What Trump and his supporters are championing is not free speech, but consequence-free speech: the ability to spew whatever hateful or odious thing that comes to mind and suffer no loss of love, respect, or business opportunities. But no such right has ever been guaranteed, either by the Constitution or civil society and recoiling from such commentary isn’t censorship. It’s just human decency.

The view that hate speech is only a danger when it directly incites violence is a morally stunted one. Its more subtle and often more insidious effects are arguably just as harmful. When minority or vulnerable groups are gaslighted, are made to feel less worthy of a seat at the democratic table, such corrosive tactics that weaponize words should be fully combatted. Among the many duties that journalists have, spotlighting such harms should be near the top of the list.

References

Fiss, O. (1996). The irony of free speech. Harvard University Press.

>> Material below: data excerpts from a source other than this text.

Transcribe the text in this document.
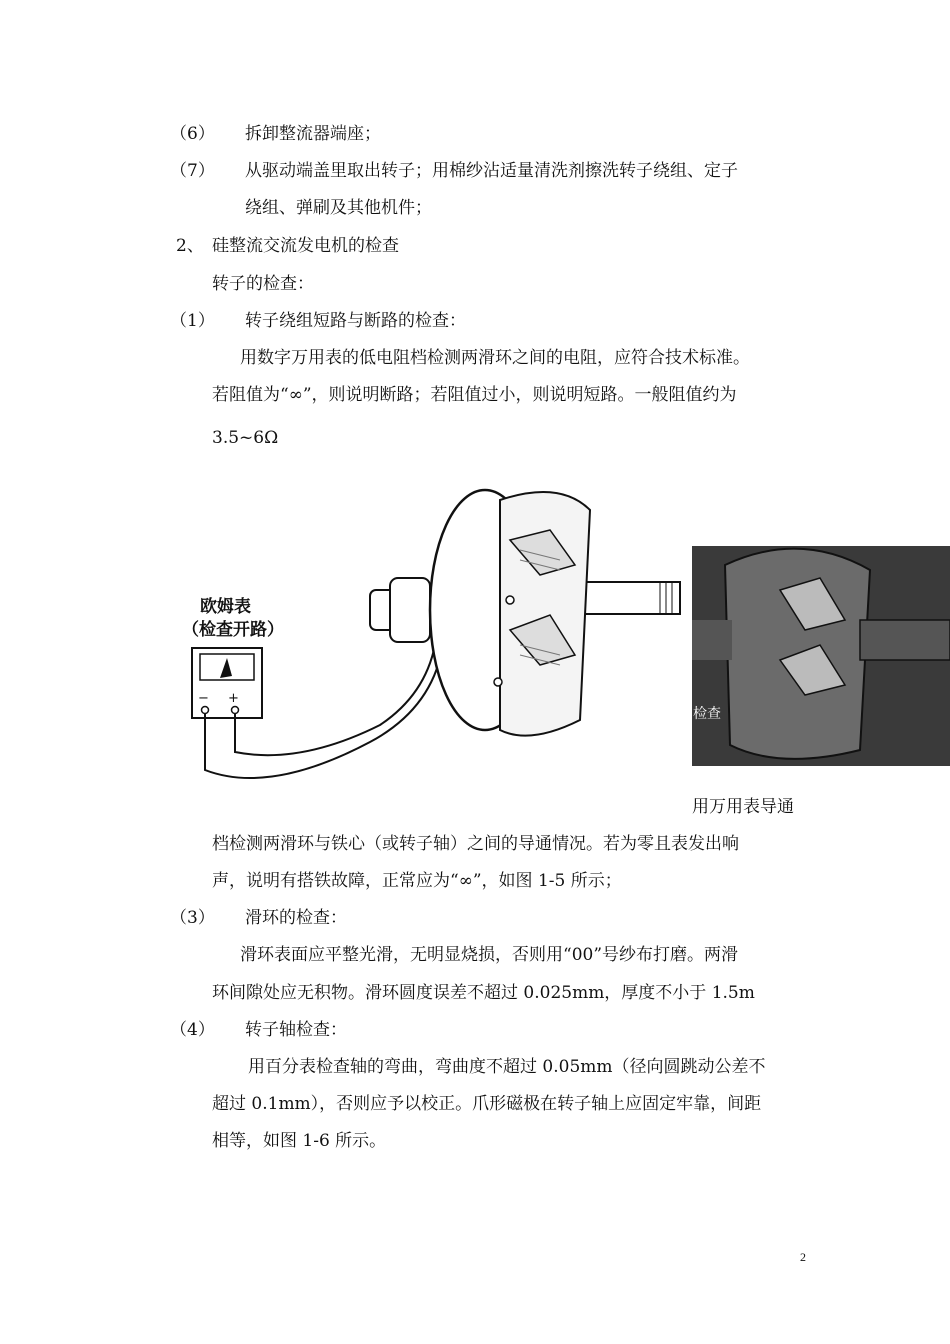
（6） 拆卸整流器端座；
（7） 从驱动端盖里取出转子；用棉纱沾适量清洗剂擦洗转子绕组、定子
绕组、弹刷及其他机件；
2、 硅整流交流发电机的检查
转子的检查：
（1） 转子绕组短路与断路的检查：
用数字万用表的低电阻档检测两滑环之间的电阻，应符合技术标准。
若阻值为“∞”，则说明断路；若阻值过小，则说明短路。一般阻值约为
3.5~6Ω
欧姆表
（检查开路）
− +
检查
用万用表导通
档检测两滑环与铁心（或转子轴）之间的导通情况。若为零且表发出响
声，说明有搭铁故障，正常应为“∞”，如图 1-5 所示；
（3） 滑环的检查：
滑环表面应平整光滑，无明显烧损，否则用“00”号纱布打磨。两滑
环间隙处应无积物。滑环圆度误差不超过 0.025mm，厚度不小于 1.5m
（4） 转子轴检查：
用百分表检查轴的弯曲，弯曲度不超过 0.05mm（径向圆跳动公差不
超过 0.1mm），否则应予以校正。爪形磁极在转子轴上应固定牢靠，间距
相等，如图 1-6 所示。
2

Johnson, B.G., Thomas, R.J., & Kelling, K. (2021). Boundaries of hate: Ethical implications of the discursive construction of hate speech in U.S. opinion journalism. Journal of Media Ethics 36 (1), 20-35.

Meiklejohn, A. (1965). Political freedom: The constitutional powers of the people. Harper.

Tinder, G. (1979). Freedom of expression, the strange imperative. Yale Review, 129(2), 161-176.